1978-80 yıllarını yurtdışında tedavi ile geçirdi. 12 Eylül faşist darbesinden sonra memlekete döndü. Fakat 1981’de Strasbourg İnsan Bilimleri Üniversitesi’nin çağrısı üzerine Fransa’ya gitti ve Strasbourg Türk Etüdleri Enstitüsü’nde Çağdaş Türkiye Kültür Tarihi dersleri verdi. 1996’da emekliye ayrıldı. 2000 yılında TÜYAP’ın Onur Yazarı olarak Türkiye’ye dönen değerli bilim adamı Cumhuriyet Gazetesi’nde köşe yazıları yazıyordu.
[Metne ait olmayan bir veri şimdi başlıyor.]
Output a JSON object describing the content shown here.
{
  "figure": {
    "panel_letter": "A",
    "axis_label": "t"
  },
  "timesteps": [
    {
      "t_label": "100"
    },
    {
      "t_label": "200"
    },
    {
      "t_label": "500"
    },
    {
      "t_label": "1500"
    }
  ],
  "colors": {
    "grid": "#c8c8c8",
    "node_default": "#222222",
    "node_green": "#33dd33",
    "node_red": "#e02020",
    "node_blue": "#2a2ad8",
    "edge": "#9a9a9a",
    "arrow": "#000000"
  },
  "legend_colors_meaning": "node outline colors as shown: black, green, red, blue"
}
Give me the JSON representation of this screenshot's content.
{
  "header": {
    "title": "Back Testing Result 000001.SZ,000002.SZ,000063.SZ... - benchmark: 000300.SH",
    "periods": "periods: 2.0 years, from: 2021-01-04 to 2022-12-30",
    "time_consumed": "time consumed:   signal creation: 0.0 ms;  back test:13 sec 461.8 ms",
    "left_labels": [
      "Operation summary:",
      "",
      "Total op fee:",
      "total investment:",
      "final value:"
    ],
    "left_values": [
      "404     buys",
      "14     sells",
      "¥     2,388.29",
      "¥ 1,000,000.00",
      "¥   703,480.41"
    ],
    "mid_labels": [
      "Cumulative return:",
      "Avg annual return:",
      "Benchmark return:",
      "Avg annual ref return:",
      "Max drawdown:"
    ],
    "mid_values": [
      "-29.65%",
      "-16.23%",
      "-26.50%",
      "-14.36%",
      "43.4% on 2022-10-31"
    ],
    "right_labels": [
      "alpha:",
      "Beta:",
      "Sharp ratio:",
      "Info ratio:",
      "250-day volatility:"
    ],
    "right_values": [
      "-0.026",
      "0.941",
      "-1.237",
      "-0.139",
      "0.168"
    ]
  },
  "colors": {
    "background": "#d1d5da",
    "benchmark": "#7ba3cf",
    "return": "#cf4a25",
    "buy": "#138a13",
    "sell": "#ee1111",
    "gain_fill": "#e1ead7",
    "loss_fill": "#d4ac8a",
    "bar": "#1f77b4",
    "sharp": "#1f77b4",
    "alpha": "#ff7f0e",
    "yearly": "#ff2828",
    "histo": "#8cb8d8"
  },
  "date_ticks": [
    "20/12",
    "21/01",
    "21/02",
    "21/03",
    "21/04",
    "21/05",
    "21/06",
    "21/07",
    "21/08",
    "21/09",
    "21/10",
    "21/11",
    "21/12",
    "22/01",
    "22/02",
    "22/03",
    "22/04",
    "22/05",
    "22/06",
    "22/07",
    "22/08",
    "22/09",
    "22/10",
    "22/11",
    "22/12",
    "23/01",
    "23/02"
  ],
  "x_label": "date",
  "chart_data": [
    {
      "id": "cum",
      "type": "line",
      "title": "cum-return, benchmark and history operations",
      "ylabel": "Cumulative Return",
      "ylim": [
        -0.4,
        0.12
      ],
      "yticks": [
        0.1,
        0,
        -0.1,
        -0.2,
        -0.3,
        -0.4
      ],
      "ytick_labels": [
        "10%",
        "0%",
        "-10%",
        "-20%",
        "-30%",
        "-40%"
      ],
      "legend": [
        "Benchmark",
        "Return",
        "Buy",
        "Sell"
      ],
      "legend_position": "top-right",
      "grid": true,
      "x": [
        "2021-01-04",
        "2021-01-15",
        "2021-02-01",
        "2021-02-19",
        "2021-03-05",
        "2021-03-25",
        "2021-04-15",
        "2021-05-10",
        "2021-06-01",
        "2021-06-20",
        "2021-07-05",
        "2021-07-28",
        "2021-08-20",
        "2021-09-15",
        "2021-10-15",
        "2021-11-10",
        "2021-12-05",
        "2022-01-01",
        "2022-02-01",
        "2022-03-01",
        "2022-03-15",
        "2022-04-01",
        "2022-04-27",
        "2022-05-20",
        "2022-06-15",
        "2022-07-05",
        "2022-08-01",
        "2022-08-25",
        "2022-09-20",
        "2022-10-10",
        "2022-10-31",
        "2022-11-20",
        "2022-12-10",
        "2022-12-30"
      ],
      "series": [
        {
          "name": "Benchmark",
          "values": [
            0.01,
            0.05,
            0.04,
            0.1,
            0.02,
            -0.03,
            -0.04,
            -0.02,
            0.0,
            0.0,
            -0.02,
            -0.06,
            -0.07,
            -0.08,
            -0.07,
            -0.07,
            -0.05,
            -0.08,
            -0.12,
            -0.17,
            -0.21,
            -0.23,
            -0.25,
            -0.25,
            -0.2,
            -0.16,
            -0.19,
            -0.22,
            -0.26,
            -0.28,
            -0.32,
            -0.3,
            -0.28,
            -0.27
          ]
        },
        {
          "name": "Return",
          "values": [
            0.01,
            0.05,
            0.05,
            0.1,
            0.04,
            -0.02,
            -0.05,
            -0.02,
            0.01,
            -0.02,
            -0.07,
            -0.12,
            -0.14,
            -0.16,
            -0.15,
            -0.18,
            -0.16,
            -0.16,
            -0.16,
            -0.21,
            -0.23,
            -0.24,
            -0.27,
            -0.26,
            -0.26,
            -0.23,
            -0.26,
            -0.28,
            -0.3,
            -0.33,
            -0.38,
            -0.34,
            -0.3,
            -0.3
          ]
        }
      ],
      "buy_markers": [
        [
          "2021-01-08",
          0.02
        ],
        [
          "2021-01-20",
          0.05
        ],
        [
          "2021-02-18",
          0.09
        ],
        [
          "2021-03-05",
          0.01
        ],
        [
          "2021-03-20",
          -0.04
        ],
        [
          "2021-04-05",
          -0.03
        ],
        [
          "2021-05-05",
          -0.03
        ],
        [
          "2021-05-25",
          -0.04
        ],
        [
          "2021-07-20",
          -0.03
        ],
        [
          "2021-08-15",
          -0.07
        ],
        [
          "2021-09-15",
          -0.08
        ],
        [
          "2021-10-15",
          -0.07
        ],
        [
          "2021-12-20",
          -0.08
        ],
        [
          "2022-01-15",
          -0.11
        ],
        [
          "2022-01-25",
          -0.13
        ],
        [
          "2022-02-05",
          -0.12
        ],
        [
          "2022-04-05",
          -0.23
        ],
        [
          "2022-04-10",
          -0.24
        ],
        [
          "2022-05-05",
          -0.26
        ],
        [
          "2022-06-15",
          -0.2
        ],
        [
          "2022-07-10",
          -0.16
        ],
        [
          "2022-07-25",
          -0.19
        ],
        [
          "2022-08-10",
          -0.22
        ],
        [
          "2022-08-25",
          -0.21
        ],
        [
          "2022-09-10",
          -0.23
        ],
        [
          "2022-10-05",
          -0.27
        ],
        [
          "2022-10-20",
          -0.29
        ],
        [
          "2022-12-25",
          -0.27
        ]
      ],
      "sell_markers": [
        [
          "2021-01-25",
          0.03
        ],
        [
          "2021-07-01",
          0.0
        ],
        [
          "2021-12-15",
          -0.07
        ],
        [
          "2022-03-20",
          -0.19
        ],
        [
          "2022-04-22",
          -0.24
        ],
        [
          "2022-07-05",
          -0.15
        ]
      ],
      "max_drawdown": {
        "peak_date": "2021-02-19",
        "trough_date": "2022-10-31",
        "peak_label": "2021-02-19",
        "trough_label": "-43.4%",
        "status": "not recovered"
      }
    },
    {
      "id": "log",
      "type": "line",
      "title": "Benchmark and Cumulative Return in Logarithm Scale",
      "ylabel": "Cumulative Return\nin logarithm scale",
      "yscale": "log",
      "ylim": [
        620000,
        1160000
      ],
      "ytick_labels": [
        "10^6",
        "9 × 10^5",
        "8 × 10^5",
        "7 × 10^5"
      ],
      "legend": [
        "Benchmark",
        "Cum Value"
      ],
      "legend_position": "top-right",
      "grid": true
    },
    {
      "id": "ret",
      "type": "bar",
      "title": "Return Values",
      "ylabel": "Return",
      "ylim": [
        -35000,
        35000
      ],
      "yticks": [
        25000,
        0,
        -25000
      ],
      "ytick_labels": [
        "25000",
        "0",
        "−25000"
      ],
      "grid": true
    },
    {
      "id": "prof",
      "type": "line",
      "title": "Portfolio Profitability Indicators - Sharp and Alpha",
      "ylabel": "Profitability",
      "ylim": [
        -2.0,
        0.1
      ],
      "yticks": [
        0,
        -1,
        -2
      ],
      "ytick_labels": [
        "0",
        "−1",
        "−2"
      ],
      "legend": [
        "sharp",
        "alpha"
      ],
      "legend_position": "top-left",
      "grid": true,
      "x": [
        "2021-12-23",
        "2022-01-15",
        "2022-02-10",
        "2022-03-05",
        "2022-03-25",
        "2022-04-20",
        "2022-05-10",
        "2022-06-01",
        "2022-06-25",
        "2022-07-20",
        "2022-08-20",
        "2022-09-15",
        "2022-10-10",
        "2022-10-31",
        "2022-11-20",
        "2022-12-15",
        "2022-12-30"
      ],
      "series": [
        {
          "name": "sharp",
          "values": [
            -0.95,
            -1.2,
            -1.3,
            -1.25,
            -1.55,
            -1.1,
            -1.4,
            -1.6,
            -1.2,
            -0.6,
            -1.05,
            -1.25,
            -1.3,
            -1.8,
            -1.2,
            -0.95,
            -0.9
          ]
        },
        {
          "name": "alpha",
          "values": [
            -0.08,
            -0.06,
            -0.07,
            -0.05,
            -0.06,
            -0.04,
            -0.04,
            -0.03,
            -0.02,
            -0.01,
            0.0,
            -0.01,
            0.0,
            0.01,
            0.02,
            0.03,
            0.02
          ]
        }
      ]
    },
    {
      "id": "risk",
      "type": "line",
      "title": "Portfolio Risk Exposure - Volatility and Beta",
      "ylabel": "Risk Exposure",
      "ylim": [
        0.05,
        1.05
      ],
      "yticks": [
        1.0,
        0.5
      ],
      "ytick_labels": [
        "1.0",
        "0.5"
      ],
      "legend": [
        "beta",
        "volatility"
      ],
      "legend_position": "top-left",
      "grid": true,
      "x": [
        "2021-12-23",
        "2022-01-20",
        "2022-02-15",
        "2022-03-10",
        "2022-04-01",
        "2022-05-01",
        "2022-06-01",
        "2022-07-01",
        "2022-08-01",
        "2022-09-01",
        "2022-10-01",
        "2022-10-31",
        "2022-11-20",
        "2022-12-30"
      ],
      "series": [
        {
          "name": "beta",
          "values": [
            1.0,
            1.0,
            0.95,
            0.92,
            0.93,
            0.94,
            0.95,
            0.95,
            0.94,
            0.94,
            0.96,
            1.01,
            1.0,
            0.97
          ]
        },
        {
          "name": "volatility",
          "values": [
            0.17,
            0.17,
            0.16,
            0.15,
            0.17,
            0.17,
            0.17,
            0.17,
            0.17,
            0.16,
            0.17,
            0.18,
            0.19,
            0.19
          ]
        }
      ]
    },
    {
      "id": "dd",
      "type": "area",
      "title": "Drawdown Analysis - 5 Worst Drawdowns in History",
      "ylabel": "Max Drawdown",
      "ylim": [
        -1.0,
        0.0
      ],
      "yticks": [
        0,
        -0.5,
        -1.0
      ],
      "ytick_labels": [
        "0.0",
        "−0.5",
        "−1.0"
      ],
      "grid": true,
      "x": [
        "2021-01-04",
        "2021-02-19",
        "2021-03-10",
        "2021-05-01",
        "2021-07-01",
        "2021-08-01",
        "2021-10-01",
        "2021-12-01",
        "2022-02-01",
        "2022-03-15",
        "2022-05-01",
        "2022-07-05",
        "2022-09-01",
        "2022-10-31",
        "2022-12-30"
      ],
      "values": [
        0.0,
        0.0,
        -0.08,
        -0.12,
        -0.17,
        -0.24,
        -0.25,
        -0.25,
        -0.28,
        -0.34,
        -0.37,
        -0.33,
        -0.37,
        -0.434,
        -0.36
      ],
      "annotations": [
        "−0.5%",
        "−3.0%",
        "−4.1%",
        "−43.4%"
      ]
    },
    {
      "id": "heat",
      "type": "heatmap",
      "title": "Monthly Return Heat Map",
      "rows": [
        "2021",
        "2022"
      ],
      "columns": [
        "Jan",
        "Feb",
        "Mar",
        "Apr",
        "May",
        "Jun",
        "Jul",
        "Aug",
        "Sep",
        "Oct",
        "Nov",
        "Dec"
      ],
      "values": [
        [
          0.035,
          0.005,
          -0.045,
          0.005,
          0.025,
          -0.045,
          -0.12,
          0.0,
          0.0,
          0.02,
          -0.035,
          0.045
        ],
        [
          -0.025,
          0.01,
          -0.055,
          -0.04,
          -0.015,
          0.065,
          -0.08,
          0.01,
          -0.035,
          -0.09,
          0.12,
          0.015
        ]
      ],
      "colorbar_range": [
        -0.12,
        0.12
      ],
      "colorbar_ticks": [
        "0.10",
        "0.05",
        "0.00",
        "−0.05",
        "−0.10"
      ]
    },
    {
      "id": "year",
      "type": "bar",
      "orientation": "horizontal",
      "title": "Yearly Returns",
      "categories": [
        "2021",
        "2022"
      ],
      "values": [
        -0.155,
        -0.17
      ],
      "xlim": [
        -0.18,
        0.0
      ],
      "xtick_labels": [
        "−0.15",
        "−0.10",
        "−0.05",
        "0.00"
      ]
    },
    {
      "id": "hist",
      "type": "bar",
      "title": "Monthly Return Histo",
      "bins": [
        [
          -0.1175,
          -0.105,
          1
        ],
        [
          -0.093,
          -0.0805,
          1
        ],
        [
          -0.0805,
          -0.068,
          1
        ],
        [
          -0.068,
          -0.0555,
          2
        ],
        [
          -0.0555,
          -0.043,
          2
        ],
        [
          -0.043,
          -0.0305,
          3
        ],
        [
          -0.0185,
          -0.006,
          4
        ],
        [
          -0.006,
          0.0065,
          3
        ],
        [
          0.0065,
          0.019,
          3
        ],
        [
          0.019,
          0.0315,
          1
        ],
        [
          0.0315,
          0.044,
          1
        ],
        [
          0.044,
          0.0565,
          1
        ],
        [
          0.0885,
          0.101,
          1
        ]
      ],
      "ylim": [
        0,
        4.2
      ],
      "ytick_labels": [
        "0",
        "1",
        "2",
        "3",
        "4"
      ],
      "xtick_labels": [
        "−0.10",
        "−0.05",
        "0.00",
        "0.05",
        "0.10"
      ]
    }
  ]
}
Tanilli 1980’de Cavit Orhan Tütengil Toplumsal Bilimler Ödülü’ne, 2006 yılında ise Sertel Demokrasi Ödülü’ne layık görüldü.

Hiçbir karanlık, O’nun aydınlanma mücadelesini boğmaya yetmedi. Tanilli, hasta yatağında bile “karanlığın ve zulmün sığındığı son kaleyi fethe giden kitlelerin içinde olacağım” demişti:

Mutlaka bir gün

Günler büyük acılarla geçiyor
Ama büyük umutlarla da,
Ve diyebilirim ki hayatta,
Hiç bir zaman böylesine umutlu olmadım gelecekten
Bir kötürüm olmama rağmen
Ve işte şurada,
Dost ve düşman
Herkese ilan ederim ki ayaklarımı bir savaşta kaybettim
Yine bir savaşta kazanacağım,
Ve mutlaka, ama mutlaka bir gün
Karanlığın ve zulmün
Sığındığı son kaleyi fethe giden
Kitlelerin içinde olacağım.
Günler büyük acılarla geçiyor
Ama büyük umutlarla da...

Eserleri
Çok sayıda eseri bulunan Tanilli’nin yapıtlarından başlıcaları "Uygarlık Tarihi (1973)", "Devlet ve Demokrasi: Anayasa Hukukuna Giriş", "Nasıl Bir Eğitim İstiyoruz?", "Yüzyılların Gerçeği ve Mirası" (6 cilt), "Candide ya da İyimserlik", "Yaratıcı Aklın Sentezi: Felsefeye Giriş", "Değişimin Diyalektiği ve Devrim", "Dünyayı Değiştiren On Yıl", "Fransız Devriminden Portreler", "Anayasalar ve Siyasal Belgeler", "Nasıl Bir Demokrasi İstiyoruz?", "İslam Çağımıza Yanıt Verebilir Mi?", "Din ve Politika", "Voltaire ve Aydınlanma"dır.